TRENTON – After weeks of heartbreaking testimony, a bill to create a public health emergency credit that releases people nearing the end of their sentences during the Covid-19 pandemic took another step forward today. Both the full New Jersey Senate and Assembly approved floor amendments that gained necessary support for the measure while preserving all of the essential elements promoted by advocates. The next step is a floor vote to pass the bill as amended, which Governor Murphy would have 45 days from today to sign into law.
“Making this bill law will save the lives of so many, and it will save other families from living through the nightmare I’ve experienced after losing Rory, my firstborn child, three weeks before he was supposed to come home. To protect all of the people in New Jersey, and to do justice, I urge Governor Murphy to sign this bill as quickly as possible, and I thank the lawmakers who honored his memory with this vote today,” said Ms. Bernice Ferguson, whose son Rory Price died of Covid-19 just weeks prior to his release date.
The ACLU-NJ, New Jersey Campaign for Alternatives to Isolated Confinement, and Salvation and Social Justice strongly advocated for passage of S2519/A4235, introduced by Senator Nellie Pou and Senator Sandra Cunningham in the Senate, and Assemblyman Raj Mukherji, Assemblywoman Shavonda Sumter, and Assemblywoman Verlina Reynolds-Jackson in the Assembly. The policy aims to save lives twofold: by allowing people to socially distance outside of prisons, and by creating greater opportunity for social distancing within prison, helping staff, civil servants, and their families, in addition to those serving sentences.
“We’re closer to passing legislation that can save my brother’s life, and it can save the lives of countless others – both people who are incarcerated, and people who are not," said Mr. Scott Clements, whose brother, due to be released in early 2021, suffers from health conditions that place him at high risk while incarcerated. "I hope Governor Murphy will sign this bill into law with a sense of urgency, recognizing that each day that goes by puts even more lives at risk.”
People who are incarcerated in New Jersey prisons and jails have died from Covid-19 at a higher rate than any other prison system in the country, a concerning status that New Jersey has held since tracking of coronavirus in prisons began.
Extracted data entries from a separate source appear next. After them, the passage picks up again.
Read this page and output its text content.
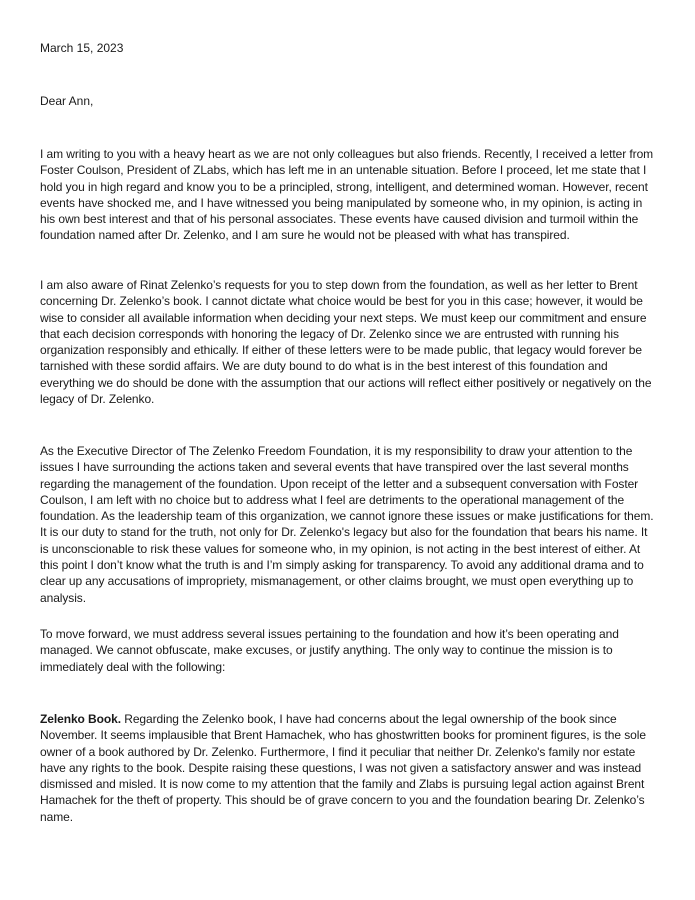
March 15, 2023

Dear Ann,

I am writing to you with a heavy heart as we are not only colleagues but also friends. Recently, I received a letter from Foster Coulson, President of ZLabs, which has left me in an untenable situation. Before I proceed, let me state that I hold you in high regard and know you to be a principled, strong, intelligent, and determined woman. However, recent events have shocked me, and I have witnessed you being manipulated by someone who, in my opinion, is acting in his own best interest and that of his personal associates. These events have caused division and turmoil within the foundation named after Dr. Zelenko, and I am sure he would not be pleased with what has transpired.

I am also aware of Rinat Zelenko’s requests for you to step down from the foundation, as well as her letter to Brent concerning Dr. Zelenko’s book. I cannot dictate what choice would be best for you in this case; however, it would be wise to consider all available information when deciding your next steps. We must keep our commitment and ensure that each decision corresponds with honoring the legacy of Dr. Zelenko since we are entrusted with running his organization responsibly and ethically. If either of these letters were to be made public, that legacy would forever be tarnished with these sordid affairs. We are duty bound to do what is in the best interest of this foundation and everything we do should be done with the assumption that our actions will reflect either positively or negatively on the legacy of Dr. Zelenko.

As the Executive Director of The Zelenko Freedom Foundation, it is my responsibility to draw your attention to the issues I have surrounding the actions taken and several events that have transpired over the last several months regarding the management of the foundation. Upon receipt of the letter and a subsequent conversation with Foster Coulson, I am left with no choice but to address what I feel are detriments to the operational management of the foundation. As the leadership team of this organization, we cannot ignore these issues or make justifications for them. It is our duty to stand for the truth, not only for Dr. Zelenko's legacy but also for the foundation that bears his name. It is unconscionable to risk these values for someone who, in my opinion, is not acting in the best interest of either. At this point I don’t know what the truth is and I’m simply asking for transparency. To avoid any additional drama and to clear up any accusations of impropriety, mismanagement, or other claims brought, we must open everything up to analysis.

To move forward, we must address several issues pertaining to the foundation and how it’s been operating and managed. We cannot obfuscate, make excuses, or justify anything. The only way to continue the mission is to immediately deal with the following:

Zelenko Book. Regarding the Zelenko book, I have had concerns about the legal ownership of the book since November. It seems implausible that Brent Hamachek, who has ghostwritten books for prominent figures, is the sole owner of a book authored by Dr. Zelenko. Furthermore, I find it peculiar that neither Dr. Zelenko's family nor estate have any rights to the book. Despite raising these questions, I was not given a satisfactory answer and was instead dismissed and misled. It is now come to my attention that the family and Zlabs is pursuing legal action against Brent Hamachek for the theft of property. This should be of grave concern to you and the foundation bearing Dr. Zelenko’s name.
“Approving these amendments and sending this bill to a full floor vote is a key moment in our fight against this deadly virus and our fight for racial justice,” said ACLU-NJ Policy Director Sarah Fajardo. “Thank you to Senator Pou, Senator Cunningham, and Assemblyman Mukherji, Assemblywoman Sumter, and Assemblywoman Reynolds-Jackson, for your leadership in sponsoring such an important piece of legislation. It’s now time for the Legislature to vote on the bill as amended, and for Governor Murphy to sign the bill with the urgency our present reality demands.”
The credits will reduce sentences, including minimum sentences, by four months for each month of the declared state of emergency, with a maximum sentence reduction of eight months. The legislation will apply to adults and juveniles with under a year of a sentence left to serve, with an exception for a subset of those convicted of sex crimes and receiving treatment for compulsive and repetitive behavior.
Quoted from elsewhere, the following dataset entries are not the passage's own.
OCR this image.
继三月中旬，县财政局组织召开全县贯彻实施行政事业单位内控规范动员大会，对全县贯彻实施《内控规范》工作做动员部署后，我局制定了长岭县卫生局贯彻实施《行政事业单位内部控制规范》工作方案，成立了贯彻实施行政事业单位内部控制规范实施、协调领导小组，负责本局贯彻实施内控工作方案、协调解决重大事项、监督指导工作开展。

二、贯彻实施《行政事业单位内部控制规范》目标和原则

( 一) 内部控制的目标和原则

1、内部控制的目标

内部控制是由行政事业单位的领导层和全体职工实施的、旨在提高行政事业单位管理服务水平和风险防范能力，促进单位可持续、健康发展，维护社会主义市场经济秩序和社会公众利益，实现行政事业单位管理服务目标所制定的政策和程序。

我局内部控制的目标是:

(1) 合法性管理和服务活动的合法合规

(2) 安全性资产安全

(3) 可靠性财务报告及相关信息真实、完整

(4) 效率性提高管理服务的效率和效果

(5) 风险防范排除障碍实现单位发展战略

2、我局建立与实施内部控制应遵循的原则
“With this step, the Legislature takes an important action not just in the name of public health, but also in the name of racial justice, and we urge the Legislature to pass the final version and Governor Murphy to make it law,” said the Reverend Dr. Charles Franklin Boyer, Founding Director of Salvation and Social Justice and pastor of Bethel AME Church in Woodbury. “New Jersey has the highest Covid-19 death rates in its prisons, as well as the highest rate of racial disparities among its prison population. Passing and signing this bill would push back against a deadly virus that has disproportionately affected Black and brown New Jerseyans. We all stand to benefit from the bill’s lifesaving protections and for advancing racial justice.”
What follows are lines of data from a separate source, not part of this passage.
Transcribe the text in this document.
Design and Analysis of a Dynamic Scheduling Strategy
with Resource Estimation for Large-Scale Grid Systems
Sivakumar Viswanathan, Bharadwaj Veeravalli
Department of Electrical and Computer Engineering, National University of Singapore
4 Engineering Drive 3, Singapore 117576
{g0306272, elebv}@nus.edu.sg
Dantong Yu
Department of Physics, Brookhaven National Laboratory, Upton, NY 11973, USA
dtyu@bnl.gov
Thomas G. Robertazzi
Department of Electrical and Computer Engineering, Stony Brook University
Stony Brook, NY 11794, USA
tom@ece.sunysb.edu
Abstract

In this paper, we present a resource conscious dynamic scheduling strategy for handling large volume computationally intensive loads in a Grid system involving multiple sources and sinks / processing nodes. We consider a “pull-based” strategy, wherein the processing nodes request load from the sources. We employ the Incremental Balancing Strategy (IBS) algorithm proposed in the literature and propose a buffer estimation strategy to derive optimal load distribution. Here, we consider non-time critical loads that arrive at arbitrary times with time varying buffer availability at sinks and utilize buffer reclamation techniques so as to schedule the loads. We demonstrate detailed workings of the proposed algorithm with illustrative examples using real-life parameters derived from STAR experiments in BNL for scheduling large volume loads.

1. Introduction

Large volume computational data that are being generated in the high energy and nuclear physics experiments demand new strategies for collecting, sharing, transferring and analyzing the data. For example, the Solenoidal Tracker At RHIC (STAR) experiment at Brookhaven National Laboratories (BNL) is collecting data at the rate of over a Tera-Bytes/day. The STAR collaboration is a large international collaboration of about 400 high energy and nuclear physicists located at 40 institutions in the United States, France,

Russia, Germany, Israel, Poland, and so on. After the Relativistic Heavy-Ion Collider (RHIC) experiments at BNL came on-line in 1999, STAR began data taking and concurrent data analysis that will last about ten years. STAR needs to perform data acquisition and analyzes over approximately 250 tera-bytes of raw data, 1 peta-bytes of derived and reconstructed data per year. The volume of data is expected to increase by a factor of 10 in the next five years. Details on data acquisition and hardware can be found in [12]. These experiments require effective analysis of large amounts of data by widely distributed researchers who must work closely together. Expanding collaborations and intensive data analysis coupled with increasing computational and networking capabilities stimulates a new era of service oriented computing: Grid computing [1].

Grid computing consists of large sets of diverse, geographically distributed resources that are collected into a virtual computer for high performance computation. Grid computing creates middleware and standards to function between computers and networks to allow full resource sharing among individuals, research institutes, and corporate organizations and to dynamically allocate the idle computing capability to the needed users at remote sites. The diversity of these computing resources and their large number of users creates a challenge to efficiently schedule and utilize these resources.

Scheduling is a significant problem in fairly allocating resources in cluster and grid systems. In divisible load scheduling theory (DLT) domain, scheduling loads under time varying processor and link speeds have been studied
The credits serve a dual purpose: allowing people to distance themselves socially at home, where social distancing is possible, and lowering the prison population to allow for more social distance among those who are still there. The credits also recognize that conditions of confinement during public health emergencies create significantly more hardship than typical incarceration, with increased isolation, fear, risk of death, and helplessness.
“It has been clear since the Covid-19 pandemic began that the only way we could save as many lives as possible was to drastically reduce New Jersey’s prison population as quickly and safely as possible – and, with these amendments going forward, we’re one step closer to passing a bill to begin to do exactly that,” said Amos Caley, Organizer with the New Jersey Campaign for Alternatives to Isolated Confinement. “Lawmakers who voted for amending this bill have indicated that they want to take action, and we hope the Governor has the opportunity to follow.”
New Jersey lags behind many other states in reducing the prison population as a matter of public health, and it has the worst Black-white racial disparities in its prison population in the United States.